In other words, a state such as Kenya - in respect of which a proprio motu investigation is ongoing - is unable to withdraw for the purpose of terminating the proceedings. While it may withdraw from the treaty, as all states parties are free to do because of the foundational rule that treaty obligations are predicated on consent, Kenya has to act in good faith (pacta sunt servanda) and cannot defeat or subvert the current ICC processes solely by withdrawing consent. This makes sense. Otherwise, this will make the Court a dog with a lot of bark, but in practice, very little bite. Why? Many countries will simply withdraw from the treaty when they get wind of potentially uncomfortable summonses or indictments of officials supported by the powers that be. This will effectively undercut any prosecutions for the heinous international crimes currently within the Court's jurisdiction (i.e. genocide, crimes against humanity, war crimes).
That said, to the extent that this type of action translates into an actual unwillingness by Kenyan authorities to cooperate with the ICC, the Court could be in a lot of trouble. In simple terms, without state cooperation, the Court's work, like that of other international tribunals, will become impossible.
If you want an example of what happens when a state position clashes with those of a tribunal, take a look at Prosecutor v. Jean Bosco-Barayagwiza and the remarkable volte face performed by the Appeals Chamber of the Rwanda Tribunal. In its November 3, 1999 decision, the ICTR appeals judges dismissed, with prejudice, the Prosecutor's indictment against the suspect and ordered his immediate release due to prosecutorial abuse of process.

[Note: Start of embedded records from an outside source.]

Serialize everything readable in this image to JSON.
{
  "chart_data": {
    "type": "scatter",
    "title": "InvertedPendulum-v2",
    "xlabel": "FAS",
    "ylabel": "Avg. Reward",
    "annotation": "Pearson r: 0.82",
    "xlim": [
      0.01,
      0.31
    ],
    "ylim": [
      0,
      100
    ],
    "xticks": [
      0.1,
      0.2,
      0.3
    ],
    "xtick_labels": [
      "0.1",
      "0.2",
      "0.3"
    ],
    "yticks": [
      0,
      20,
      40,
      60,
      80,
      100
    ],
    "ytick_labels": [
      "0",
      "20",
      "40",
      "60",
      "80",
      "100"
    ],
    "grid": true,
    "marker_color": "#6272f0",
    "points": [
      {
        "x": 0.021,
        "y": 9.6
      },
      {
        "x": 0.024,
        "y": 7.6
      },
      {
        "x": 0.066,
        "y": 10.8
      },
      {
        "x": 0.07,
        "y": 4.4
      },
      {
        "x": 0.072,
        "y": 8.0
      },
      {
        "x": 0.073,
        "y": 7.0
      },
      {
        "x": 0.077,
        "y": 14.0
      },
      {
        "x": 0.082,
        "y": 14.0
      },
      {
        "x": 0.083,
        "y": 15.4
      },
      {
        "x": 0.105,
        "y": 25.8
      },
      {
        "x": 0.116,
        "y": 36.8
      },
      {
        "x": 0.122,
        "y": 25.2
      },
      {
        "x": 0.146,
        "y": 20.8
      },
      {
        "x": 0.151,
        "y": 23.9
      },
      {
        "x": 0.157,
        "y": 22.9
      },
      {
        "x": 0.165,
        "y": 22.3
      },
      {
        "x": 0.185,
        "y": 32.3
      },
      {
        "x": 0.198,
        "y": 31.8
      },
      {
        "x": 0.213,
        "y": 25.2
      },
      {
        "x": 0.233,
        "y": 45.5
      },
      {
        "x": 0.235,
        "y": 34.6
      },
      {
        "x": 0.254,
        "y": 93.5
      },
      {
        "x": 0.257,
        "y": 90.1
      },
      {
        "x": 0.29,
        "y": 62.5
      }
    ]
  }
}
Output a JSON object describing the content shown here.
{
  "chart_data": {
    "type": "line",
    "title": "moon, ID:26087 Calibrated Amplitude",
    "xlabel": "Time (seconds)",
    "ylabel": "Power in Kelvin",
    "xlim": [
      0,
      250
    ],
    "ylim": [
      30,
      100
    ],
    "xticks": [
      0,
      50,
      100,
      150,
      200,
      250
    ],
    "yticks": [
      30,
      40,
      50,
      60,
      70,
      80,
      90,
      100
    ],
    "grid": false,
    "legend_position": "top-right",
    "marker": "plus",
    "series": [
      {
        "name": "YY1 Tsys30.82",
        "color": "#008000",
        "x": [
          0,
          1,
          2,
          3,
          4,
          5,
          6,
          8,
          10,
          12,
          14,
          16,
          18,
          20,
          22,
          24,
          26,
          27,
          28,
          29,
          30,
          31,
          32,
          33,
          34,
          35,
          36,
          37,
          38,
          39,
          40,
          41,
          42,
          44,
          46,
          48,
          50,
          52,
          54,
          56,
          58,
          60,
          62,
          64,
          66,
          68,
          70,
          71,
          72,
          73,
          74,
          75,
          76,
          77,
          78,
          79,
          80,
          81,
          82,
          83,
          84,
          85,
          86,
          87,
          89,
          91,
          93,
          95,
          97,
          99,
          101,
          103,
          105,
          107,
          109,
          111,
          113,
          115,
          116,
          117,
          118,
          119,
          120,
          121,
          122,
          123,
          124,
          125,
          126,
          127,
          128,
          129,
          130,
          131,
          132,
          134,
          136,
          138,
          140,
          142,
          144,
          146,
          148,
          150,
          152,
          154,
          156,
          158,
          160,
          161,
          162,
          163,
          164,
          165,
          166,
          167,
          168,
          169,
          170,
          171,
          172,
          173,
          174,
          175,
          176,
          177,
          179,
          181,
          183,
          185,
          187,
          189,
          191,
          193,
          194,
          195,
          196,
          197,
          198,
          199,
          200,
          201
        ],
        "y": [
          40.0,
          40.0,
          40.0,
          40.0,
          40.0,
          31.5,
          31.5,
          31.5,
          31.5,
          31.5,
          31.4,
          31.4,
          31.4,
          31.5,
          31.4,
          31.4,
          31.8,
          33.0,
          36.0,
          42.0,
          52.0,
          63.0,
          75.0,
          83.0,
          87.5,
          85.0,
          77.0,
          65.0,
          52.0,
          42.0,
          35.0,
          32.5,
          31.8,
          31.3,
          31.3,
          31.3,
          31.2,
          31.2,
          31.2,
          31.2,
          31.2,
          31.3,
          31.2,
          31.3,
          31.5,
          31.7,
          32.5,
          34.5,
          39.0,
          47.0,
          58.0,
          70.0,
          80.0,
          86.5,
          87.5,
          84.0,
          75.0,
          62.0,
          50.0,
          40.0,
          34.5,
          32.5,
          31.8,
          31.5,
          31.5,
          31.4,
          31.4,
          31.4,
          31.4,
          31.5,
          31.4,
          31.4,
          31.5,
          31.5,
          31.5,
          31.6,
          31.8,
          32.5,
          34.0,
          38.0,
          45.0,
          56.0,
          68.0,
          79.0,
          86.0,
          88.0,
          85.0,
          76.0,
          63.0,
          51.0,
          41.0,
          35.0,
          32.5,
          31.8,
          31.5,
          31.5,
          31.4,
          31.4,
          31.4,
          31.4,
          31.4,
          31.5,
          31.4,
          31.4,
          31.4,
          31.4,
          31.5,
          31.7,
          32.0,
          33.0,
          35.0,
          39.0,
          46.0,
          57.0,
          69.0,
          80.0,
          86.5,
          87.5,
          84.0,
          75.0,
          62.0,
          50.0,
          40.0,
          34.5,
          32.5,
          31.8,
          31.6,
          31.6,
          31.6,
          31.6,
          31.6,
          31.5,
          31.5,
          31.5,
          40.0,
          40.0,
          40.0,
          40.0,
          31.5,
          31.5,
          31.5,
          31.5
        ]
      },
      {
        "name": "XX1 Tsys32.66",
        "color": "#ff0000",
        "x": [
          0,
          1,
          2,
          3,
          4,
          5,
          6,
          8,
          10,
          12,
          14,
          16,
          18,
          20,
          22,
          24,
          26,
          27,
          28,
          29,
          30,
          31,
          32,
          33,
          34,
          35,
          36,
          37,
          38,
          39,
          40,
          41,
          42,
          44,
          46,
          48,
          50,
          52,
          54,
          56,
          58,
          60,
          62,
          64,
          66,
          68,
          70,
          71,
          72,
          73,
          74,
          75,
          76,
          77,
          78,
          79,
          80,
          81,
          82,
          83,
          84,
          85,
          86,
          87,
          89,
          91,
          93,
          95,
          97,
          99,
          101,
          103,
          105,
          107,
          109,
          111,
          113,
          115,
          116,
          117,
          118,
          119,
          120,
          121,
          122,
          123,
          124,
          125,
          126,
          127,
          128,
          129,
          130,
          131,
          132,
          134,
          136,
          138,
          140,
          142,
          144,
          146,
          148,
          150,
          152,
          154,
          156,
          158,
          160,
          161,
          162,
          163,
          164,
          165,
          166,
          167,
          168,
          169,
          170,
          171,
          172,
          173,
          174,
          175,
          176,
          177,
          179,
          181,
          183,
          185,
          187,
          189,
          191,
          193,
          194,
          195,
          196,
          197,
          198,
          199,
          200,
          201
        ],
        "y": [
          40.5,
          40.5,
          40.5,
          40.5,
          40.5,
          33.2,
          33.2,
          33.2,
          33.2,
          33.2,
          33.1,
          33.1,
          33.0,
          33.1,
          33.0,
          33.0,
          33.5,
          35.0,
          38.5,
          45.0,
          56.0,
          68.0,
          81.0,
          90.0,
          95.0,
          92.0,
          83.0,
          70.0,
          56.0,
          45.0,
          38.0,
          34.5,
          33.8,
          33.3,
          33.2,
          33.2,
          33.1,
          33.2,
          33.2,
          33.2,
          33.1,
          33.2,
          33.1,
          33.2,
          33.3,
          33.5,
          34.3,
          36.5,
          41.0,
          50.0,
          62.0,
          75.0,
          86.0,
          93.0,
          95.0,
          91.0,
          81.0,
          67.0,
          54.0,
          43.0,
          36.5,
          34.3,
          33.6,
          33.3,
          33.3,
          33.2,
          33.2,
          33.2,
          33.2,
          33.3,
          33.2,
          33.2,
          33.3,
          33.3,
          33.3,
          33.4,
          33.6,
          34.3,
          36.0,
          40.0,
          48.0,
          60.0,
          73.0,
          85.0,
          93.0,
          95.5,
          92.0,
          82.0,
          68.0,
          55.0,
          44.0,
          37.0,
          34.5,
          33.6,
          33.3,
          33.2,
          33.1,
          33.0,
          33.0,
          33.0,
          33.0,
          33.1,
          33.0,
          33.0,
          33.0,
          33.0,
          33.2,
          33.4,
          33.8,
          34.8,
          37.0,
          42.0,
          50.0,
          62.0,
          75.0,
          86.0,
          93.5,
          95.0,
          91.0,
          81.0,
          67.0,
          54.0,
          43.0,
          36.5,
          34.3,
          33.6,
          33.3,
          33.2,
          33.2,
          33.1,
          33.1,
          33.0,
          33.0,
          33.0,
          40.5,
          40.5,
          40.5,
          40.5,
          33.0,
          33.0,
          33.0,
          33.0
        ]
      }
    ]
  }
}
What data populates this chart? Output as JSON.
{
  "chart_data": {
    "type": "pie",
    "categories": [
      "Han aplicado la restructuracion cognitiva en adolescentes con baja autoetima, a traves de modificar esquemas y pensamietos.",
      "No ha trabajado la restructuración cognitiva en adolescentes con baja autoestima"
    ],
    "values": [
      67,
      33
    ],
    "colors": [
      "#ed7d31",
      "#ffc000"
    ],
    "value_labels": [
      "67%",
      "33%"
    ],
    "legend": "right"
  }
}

The ICTR Prosecutor immediately filed an extremely urgent request for reconsideration based on "new facts", but also emphasized the reality that her ability to continue with prosecutions and investigations depended on Rwandan authorities. Kigali made clear that unless Barayagwiza was tried by the Tribunal, Rwanda will no longer cooperate with the ICTR. During oral hearings on February 22, 2000, the then Prosecutor Carla Del Ponte (Italy) eloquently exposed the ultimate weakness of these tribunals. She said:
In its March 2000 decision, while disclaiming the importance of Rwanda's threat and even condemning it, the ICTR Appeals Chamber changed its course and ordered Barayagwiza's trial. Of course, this was all done with reasoned legal analysis based on the new information provided by the Prosecutor. But, reading in between the lines, we all know that the ultimate outcome was in many ways inevitable.
In the end, what is most interesting is that, as far as default state cooperation regimes go, the ICTR has a relatively stronger system compared to the ICC. The former's requests for cooperation is backed up by the United Nations Security Council's power to adopt decisions that are binding on all states under Chapter VII of the UN Charter. Whereas in the case of the latter, except in cases of Council referrals, such ability to compel states does not exist.